Le parquet de Valladolid a dénoncé le militant d’extrême droite Alberto Pugilato, alias Alberto González de Juan, pour avoir incité au harcèlement, à partir de ses profils sur les réseaux sociaux, contre des personnalités médiatiques liées à la gauche, comme le comédien Héctor de Miguel, Quequé, ou la journaliste Sarah Santaolalla.

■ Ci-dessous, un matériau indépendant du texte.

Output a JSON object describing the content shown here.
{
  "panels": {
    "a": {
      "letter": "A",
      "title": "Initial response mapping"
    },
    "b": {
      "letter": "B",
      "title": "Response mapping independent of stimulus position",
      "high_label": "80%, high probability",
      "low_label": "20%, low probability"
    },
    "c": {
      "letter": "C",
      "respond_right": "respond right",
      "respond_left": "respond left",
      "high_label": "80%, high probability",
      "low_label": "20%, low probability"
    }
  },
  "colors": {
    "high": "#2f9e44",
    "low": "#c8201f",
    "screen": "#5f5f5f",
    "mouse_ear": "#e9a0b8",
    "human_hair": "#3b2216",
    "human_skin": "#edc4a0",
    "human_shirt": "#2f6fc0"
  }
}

La plainte, déposée par un particulier et à laquelle EFE a eu accès ce lundi, affirme que González de Juan aurait incité, légitimé et renforcé le harcèlement contre des personnes pour des raisons idéologiques à travers ses profils X, @albertopugilat et @pugilato2014, qui comptent plus de 85 000 abonnés et sa chaîne YouTube.
De même, il souligne que dans ces publications ces actes sont loués, on utilise un langage incitatif qui appelle à l’action collective de tiers, la violence politique est normalisée, les actes de harcèlement sont validés et ils s’insèrent dans un contexte réel de mobilisation idéologique.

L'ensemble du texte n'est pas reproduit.